The fact that these changes in bond orders are so much evidence in the concerted elimination mechanism of the reaction gives it a solid support. The determined synchronization parameters also indicate that reaction is not very synchronous, where bond breaking precedes bond formation.

Table 5: Wiberg bond indices and relative bond order changes along the reaction pathway via TS1.

Bond Order Changes in the Anchimeric Assistance Pathway

The bond order analysis of the TS2 pathway was further carried to the TS2 pathway in order to determine the influence of the nitrogen atom in the process of elimination. The computations indicate that the cleavage of the Cl C bond is highly developed in this pathway with other bond formation processes still in their initial stages.

Also a higher bond order between the nitrogen atom and the carbon atoms adjacent to it was also detected indicating the involvement of the dimethylamino group in the reaction process. But the lack of complete compensation of the breaking and the formation of bonds leads to an increase in the activation energy of this way.

Thus, the calculation results suggest that TS1 mechanism is the most energetically preferred reaction to the elimination reaction.

Table 6: Wiberg bond indices for the anchimeric-assisted elimination mechanism (TS2 pathway).

The current research shows that Density Functional Theory (DFT) is an efficient computational method in the analytical analysis of reaction pathways and stereochemical behavior of elimination reactions. With an elaborate theoretical study of ethyl chloride and 2- (dimethylamino)ethyl chloride, it was possible to study the reaction processes, structural changes and electronic factors affecting the process of elimination.

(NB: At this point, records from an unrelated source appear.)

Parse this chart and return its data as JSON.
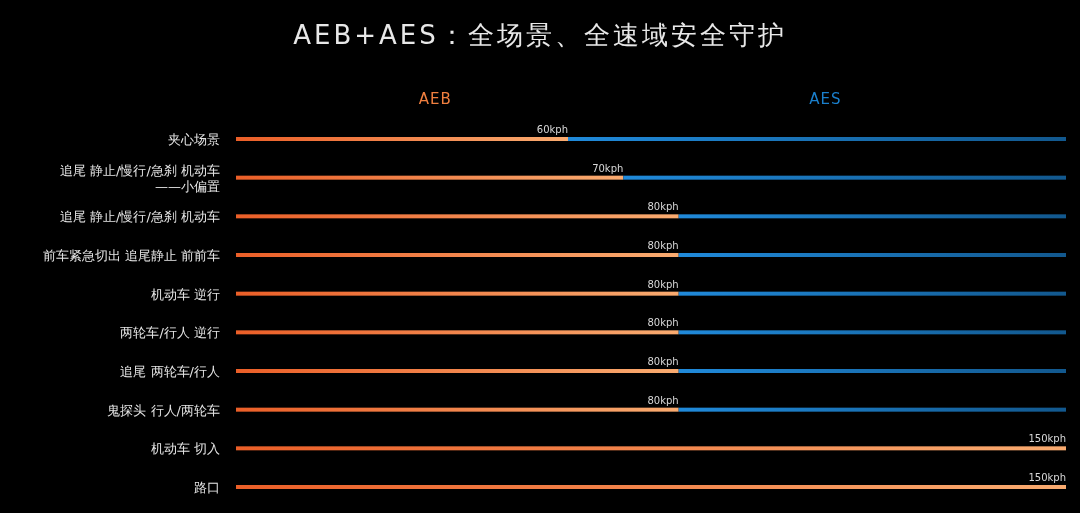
{
  "chart_data": {
    "type": "bar",
    "orientation": "horizontal",
    "stacked": true,
    "title": "AEB+AES：全场景、全速域安全守护",
    "categories": [
      "夹心场景",
      "追尾 静止/慢行/急刹 机动车\n——小偏置",
      "追尾 静止/慢行/急刹 机动车",
      "前车紧急切出 追尾静止 前前车",
      "机动车 逆行",
      "两轮车/行人 逆行",
      "追尾 两轮车/行人",
      "鬼探头 行人/两轮车",
      "机动车 切入",
      "路口"
    ],
    "series": [
      {
        "name": "AEB",
        "color": "#f07f3f",
        "values": [
          60,
          70,
          80,
          80,
          80,
          80,
          80,
          80,
          150,
          150
        ],
        "value_labels": [
          "60kph",
          "70kph",
          "80kph",
          "80kph",
          "80kph",
          "80kph",
          "80kph",
          "80kph",
          "150kph",
          "150kph"
        ]
      },
      {
        "name": "AES",
        "color": "#1a7fcc",
        "values": [
          90,
          80,
          70,
          70,
          70,
          70,
          70,
          70,
          null,
          null
        ]
      }
    ],
    "xlim": [
      0,
      150
    ],
    "legend": "top",
    "tick_labels": "y"
  }
}
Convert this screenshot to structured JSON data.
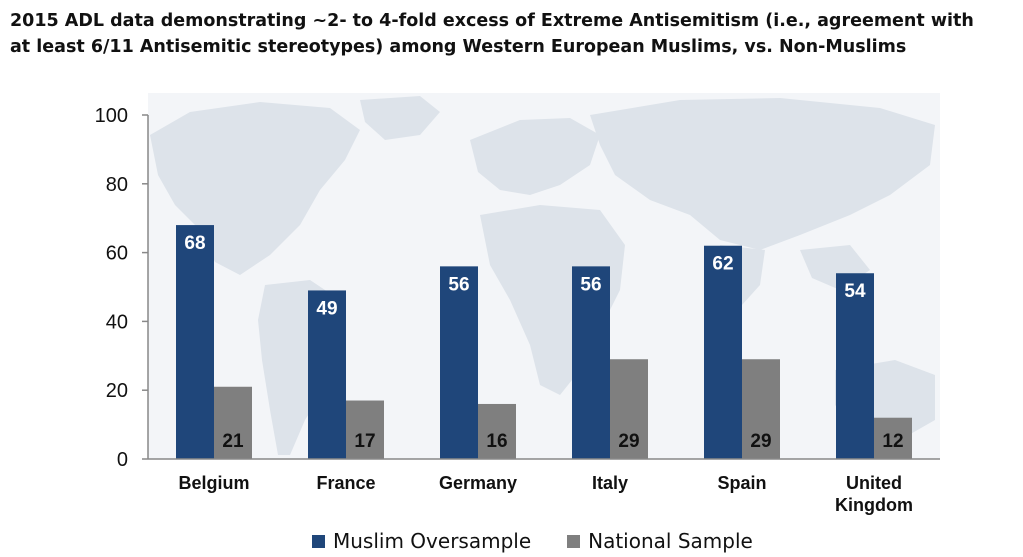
{
  "page": {
    "title_line1": "2015 ADL data demonstrating ~2- to 4-fold excess of Extreme Antisemitism (i.e., agreement with",
    "title_line2": "at least 6/11 Antisemitic stereotypes) among Western European Muslims, vs. Non-Muslims"
  },
  "colors": {
    "muslim": "#1f467a",
    "national": "#7f7f7f",
    "map_land": "#dde3ea",
    "plot_bg": "#f3f5f8",
    "axis": "#888888"
  },
  "chart_data": {
    "type": "bar",
    "categories": [
      [
        "Belgium"
      ],
      [
        "France"
      ],
      [
        "Germany"
      ],
      [
        "Italy"
      ],
      [
        "Spain"
      ],
      [
        "United",
        "Kingdom"
      ]
    ],
    "series": [
      {
        "name": "Muslim Oversample",
        "values": [
          68,
          49,
          56,
          56,
          62,
          54
        ]
      },
      {
        "name": "National Sample",
        "values": [
          21,
          17,
          16,
          29,
          29,
          12
        ]
      }
    ],
    "ylim": [
      0,
      100
    ],
    "yticks": [
      0,
      20,
      40,
      60,
      80,
      100
    ],
    "data_labels": true,
    "legend_position": "bottom",
    "grid": false,
    "background": "world-map"
  }
}
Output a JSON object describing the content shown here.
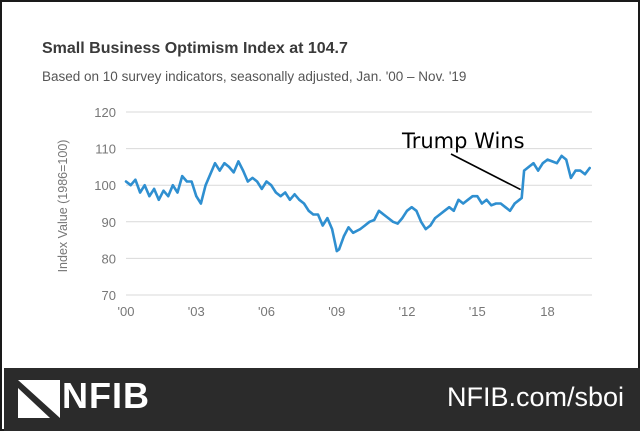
{
  "title": "Small Business Optimism Index at 104.7",
  "subtitle": "Based on 10 survey indicators, seasonally adjusted, Jan. '00 – Nov. '19",
  "footer": {
    "logo_text": "NFIB",
    "url": "NFIB.com/sboi",
    "background": "#2b2b2b"
  },
  "colors": {
    "line": "#2f8fd0",
    "grid": "#d9d9d9",
    "axis_text": "#777777",
    "annotation": "#000000"
  },
  "chart_data": {
    "type": "line",
    "title": "Small Business Optimism Index at 104.7",
    "subtitle": "Based on 10 survey indicators, seasonally adjusted, Jan. '00 – Nov. '19",
    "xlabel": "",
    "ylabel": "Index Value (1986=100)",
    "xlim": [
      2000.0,
      2019.9
    ],
    "ylim": [
      70,
      120
    ],
    "yticks": [
      70,
      80,
      90,
      100,
      110,
      120
    ],
    "xticks": [
      {
        "value": 2000,
        "label": "'00"
      },
      {
        "value": 2003,
        "label": "'03"
      },
      {
        "value": 2006,
        "label": "'06"
      },
      {
        "value": 2009,
        "label": "'09"
      },
      {
        "value": 2012,
        "label": "'12"
      },
      {
        "value": 2015,
        "label": "'15"
      },
      {
        "value": 2018,
        "label": "18"
      }
    ],
    "grid": true,
    "annotation": {
      "text": "Trump Wins",
      "x": 2016.85,
      "y": 98.8
    },
    "series": [
      {
        "x": [
          2000.0,
          2000.2,
          2000.4,
          2000.6,
          2000.8,
          2001.0,
          2001.2,
          2001.4,
          2001.6,
          2001.8,
          2002.0,
          2002.2,
          2002.4,
          2002.6,
          2002.8,
          2003.0,
          2003.2,
          2003.4,
          2003.6,
          2003.8,
          2004.0,
          2004.2,
          2004.4,
          2004.6,
          2004.8,
          2005.0,
          2005.2,
          2005.4,
          2005.6,
          2005.8,
          2006.0,
          2006.2,
          2006.4,
          2006.6,
          2006.8,
          2007.0,
          2007.2,
          2007.4,
          2007.6,
          2007.8,
          2008.0,
          2008.2,
          2008.4,
          2008.6,
          2008.8,
          2009.0,
          2009.1,
          2009.3,
          2009.5,
          2009.7,
          2010.0,
          2010.2,
          2010.4,
          2010.6,
          2010.8,
          2011.0,
          2011.2,
          2011.4,
          2011.6,
          2011.8,
          2012.0,
          2012.2,
          2012.4,
          2012.6,
          2012.8,
          2013.0,
          2013.2,
          2013.4,
          2013.6,
          2013.8,
          2014.0,
          2014.2,
          2014.4,
          2014.6,
          2014.8,
          2015.0,
          2015.2,
          2015.4,
          2015.6,
          2015.8,
          2016.0,
          2016.2,
          2016.4,
          2016.6,
          2016.8,
          2016.9,
          2017.0,
          2017.2,
          2017.4,
          2017.6,
          2017.8,
          2018.0,
          2018.2,
          2018.4,
          2018.6,
          2018.8,
          2019.0,
          2019.2,
          2019.4,
          2019.6,
          2019.8
        ],
        "y": [
          101,
          100,
          101.5,
          98,
          100,
          97,
          99,
          96,
          98.5,
          97,
          100,
          98,
          102.5,
          101,
          101,
          97,
          95,
          100,
          103,
          106,
          104,
          106,
          105,
          103.5,
          106.5,
          104,
          101,
          102,
          101,
          99,
          101,
          100,
          98,
          97,
          98,
          96,
          97.5,
          96,
          95,
          93,
          92,
          92,
          89,
          91,
          88,
          82,
          82.5,
          86,
          88.5,
          87,
          88,
          89,
          90,
          90.5,
          93,
          92,
          91,
          90,
          89.5,
          91,
          93,
          94,
          93,
          90,
          88,
          89,
          91,
          92,
          93,
          94,
          93,
          96,
          95,
          96,
          97,
          97,
          95,
          96,
          94.5,
          95,
          95,
          94,
          93,
          95,
          96,
          96.5,
          104,
          105,
          106,
          104,
          106,
          107,
          106.5,
          106,
          108,
          107,
          102,
          104,
          104,
          103,
          104.7
        ]
      }
    ]
  }
}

The calculated thermodynamic and kinetic parameters show that the energy situation is more advantageous when the elimination pathway via transition state TS1 is used (when the reaction is not assisted) rather than via transition state TS2 (when the reaction is assisted with the help of anchimeric molecules). Structural analysis showed that there was great elongation of C=Cl bond and creation of C=C double bond in the transition state which validated the course of the elimination reaction. Charge analysis of Natural Bond Orbital (NBO) offered an insight into the redistribution of electron density in bond cleavage and formation and the calculation of Wiberg bond index easily demonstrated the variations in bond order along the reaction coordinate. These findings also indicate that the dimethylamino substituent affects the electronic environment and stabilizes the transition state and this is part of the increased reactivity of 2-(dimethylamino)ethyl chloride. In general, the computational results allow getting a coherent picture of the reaction mechanism, the changes in electronic structure, and stereochemical aspects of the studied system. The research validates that DFT based analytical evaluation is an efficient and trustworthy method of understanding reaction dynamics, reaction pathways, and stereochemical tendencies of organic reactions to provide constructive theoretical reasoning in future studies of computational and mechanistic chemistry.